In early February Denmark lifted all restrictions and opened up. Critics of that decision point at the record-high number of deaths in COVID-19 reports (higher than in January 2021, when the number of infections was 10 times lower, but prior to vaccine roll-out). But once you drill down the data, the surge is driven by deceases where COVID-19 was not the primary cause, but infection accompanied another disease. Looking at the chart below, I believe reporting should be amended and only if COVID-19 was the primary cause of the death, such death ought to be reported.

Sunday, 20 February 2022
Queen Elisabeth (aged 95) tested positive for COVID-19. The British queen has been triple-vaccinated (date of booster jab unknown) and is reported to have only mild symptoms. Hope she continues to feel well.

Monday, 21 February 2022
It seems that school closure on 27 January brought forward the peak in infection by one week. Nevertheless, if this wave does not burn out as it should naturally, I expect a rebound, or levelling off in early March, a few days after today’s school reopening.

Tuesday, 22 February 2022
In Iceland, more than 10% of population are active cases. Neither in Slovenia, nor in Denmark more than 10% were not isolated when inflections peak. Iceland is a quaint and only example of a country where infections have kept rising for the recent two months. The well-vaccinated nation sees however, a single-digit number of critical cases (2 out of around 35,000 in total) and reports on average less than 1 death daily.

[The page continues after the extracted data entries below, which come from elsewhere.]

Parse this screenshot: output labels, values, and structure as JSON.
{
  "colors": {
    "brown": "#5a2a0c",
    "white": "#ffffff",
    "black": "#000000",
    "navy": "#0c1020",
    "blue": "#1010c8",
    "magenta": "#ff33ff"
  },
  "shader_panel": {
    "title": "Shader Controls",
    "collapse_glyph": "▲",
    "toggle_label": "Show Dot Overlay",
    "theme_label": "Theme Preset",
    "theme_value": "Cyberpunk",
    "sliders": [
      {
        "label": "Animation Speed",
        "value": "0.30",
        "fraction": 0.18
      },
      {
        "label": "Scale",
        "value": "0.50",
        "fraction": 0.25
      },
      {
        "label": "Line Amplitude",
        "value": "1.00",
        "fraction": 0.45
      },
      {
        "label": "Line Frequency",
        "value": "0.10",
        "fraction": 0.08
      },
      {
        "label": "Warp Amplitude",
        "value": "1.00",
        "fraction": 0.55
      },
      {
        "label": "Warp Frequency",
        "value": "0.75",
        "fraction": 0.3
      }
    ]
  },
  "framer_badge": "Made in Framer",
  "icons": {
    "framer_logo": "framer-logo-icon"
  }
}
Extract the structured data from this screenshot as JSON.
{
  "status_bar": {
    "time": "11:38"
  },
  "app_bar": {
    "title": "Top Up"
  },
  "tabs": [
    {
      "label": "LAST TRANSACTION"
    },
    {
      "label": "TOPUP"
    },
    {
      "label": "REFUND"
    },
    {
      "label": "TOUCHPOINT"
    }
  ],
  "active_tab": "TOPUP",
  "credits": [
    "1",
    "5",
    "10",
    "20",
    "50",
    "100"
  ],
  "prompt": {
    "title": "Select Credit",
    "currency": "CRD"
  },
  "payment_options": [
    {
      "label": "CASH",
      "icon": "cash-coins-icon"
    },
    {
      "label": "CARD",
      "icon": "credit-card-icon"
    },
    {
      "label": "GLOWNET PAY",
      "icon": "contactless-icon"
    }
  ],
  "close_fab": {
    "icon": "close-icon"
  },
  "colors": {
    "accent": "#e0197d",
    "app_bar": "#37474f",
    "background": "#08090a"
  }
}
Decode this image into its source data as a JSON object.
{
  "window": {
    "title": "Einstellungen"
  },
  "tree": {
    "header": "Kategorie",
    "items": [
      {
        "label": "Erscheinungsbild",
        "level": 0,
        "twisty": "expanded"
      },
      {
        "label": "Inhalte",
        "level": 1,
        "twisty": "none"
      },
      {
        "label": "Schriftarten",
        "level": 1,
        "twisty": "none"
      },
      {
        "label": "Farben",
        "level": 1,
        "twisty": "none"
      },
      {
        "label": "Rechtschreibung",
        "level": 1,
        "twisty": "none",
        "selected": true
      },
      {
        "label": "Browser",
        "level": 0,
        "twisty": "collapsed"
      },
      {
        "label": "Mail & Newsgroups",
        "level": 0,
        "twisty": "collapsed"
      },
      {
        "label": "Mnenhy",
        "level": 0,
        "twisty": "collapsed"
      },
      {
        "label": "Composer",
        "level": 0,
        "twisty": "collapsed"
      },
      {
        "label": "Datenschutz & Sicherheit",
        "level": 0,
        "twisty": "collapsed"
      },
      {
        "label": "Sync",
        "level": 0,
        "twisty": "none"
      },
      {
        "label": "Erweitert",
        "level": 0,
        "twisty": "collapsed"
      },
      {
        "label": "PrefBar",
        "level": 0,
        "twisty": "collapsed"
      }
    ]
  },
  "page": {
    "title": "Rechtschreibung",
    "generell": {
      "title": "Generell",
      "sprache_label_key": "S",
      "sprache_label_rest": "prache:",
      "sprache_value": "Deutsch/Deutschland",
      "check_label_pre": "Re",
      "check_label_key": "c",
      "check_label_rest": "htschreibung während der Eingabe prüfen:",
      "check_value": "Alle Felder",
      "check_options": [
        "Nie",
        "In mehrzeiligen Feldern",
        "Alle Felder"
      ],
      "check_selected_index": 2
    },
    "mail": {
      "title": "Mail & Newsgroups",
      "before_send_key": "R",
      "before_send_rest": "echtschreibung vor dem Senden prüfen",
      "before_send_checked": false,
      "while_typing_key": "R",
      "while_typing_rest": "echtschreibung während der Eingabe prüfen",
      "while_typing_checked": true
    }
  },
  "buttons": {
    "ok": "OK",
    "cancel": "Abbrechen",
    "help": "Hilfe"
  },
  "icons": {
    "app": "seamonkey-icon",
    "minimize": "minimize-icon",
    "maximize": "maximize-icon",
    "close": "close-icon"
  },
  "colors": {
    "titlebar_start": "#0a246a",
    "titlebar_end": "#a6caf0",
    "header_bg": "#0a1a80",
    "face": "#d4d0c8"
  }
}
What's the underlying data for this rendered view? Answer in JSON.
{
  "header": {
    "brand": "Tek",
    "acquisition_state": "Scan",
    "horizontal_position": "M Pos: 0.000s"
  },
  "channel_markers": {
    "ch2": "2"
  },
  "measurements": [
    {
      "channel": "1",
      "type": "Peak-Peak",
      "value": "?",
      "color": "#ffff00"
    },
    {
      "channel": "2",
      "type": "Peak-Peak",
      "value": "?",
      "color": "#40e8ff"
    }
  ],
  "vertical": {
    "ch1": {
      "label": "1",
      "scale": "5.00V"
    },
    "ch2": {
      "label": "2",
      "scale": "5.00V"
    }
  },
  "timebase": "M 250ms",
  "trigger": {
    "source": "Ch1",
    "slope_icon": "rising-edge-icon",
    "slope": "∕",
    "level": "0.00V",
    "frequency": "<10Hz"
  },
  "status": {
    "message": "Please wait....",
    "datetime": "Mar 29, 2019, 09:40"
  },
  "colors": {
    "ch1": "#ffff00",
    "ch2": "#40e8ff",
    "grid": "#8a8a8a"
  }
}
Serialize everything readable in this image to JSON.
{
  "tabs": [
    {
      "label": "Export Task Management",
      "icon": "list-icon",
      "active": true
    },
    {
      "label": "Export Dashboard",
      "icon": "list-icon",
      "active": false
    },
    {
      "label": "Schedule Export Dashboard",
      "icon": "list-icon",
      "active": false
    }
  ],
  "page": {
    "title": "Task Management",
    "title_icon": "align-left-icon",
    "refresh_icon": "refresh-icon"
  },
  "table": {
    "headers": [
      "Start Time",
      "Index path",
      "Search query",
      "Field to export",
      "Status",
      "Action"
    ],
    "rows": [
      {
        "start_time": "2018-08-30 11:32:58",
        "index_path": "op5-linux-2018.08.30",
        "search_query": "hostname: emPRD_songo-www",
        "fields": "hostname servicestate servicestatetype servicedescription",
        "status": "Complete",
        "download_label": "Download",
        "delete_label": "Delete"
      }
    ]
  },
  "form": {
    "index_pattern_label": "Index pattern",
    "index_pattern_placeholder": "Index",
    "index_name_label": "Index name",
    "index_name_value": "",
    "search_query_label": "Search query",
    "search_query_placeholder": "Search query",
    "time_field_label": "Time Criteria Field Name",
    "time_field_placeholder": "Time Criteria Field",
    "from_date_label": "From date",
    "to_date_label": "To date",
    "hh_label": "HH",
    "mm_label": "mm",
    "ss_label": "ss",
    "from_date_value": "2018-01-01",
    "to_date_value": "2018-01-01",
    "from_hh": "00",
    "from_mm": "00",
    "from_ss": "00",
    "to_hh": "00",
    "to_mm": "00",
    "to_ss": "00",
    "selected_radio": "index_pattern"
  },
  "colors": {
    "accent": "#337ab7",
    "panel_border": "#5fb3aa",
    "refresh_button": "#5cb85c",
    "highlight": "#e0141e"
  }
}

Wednesday, 23 February 2022
The 7-day average of new infections decreases below 20,000, after staying above since 20 January. It kept ascending for 13 days, but descended for 21 days.
The Polish prime minister announces all restrictions, except for isolation, quarantine for flatmates and mask-wearing indoors obligation will be lifted as of 1 March.

Thursday, 24 February 2022
Ukraine reports 25,789 new coronavirus cases and 276 new deaths. This is the last COVID-19 report from the country.

Friday, 25 February 2022
Worth looking at South Africa, the first country which experienced a surge of infections caused by omicron. New cases (7-day average) peaked there on 17 December 2021 at 23,437, but unlike in previous waves when deaths peaked out some two weeks after infections, this time deaths kept rising until 19 February 2022 when 7-day average of new deaths reached 233. Any explanation for that?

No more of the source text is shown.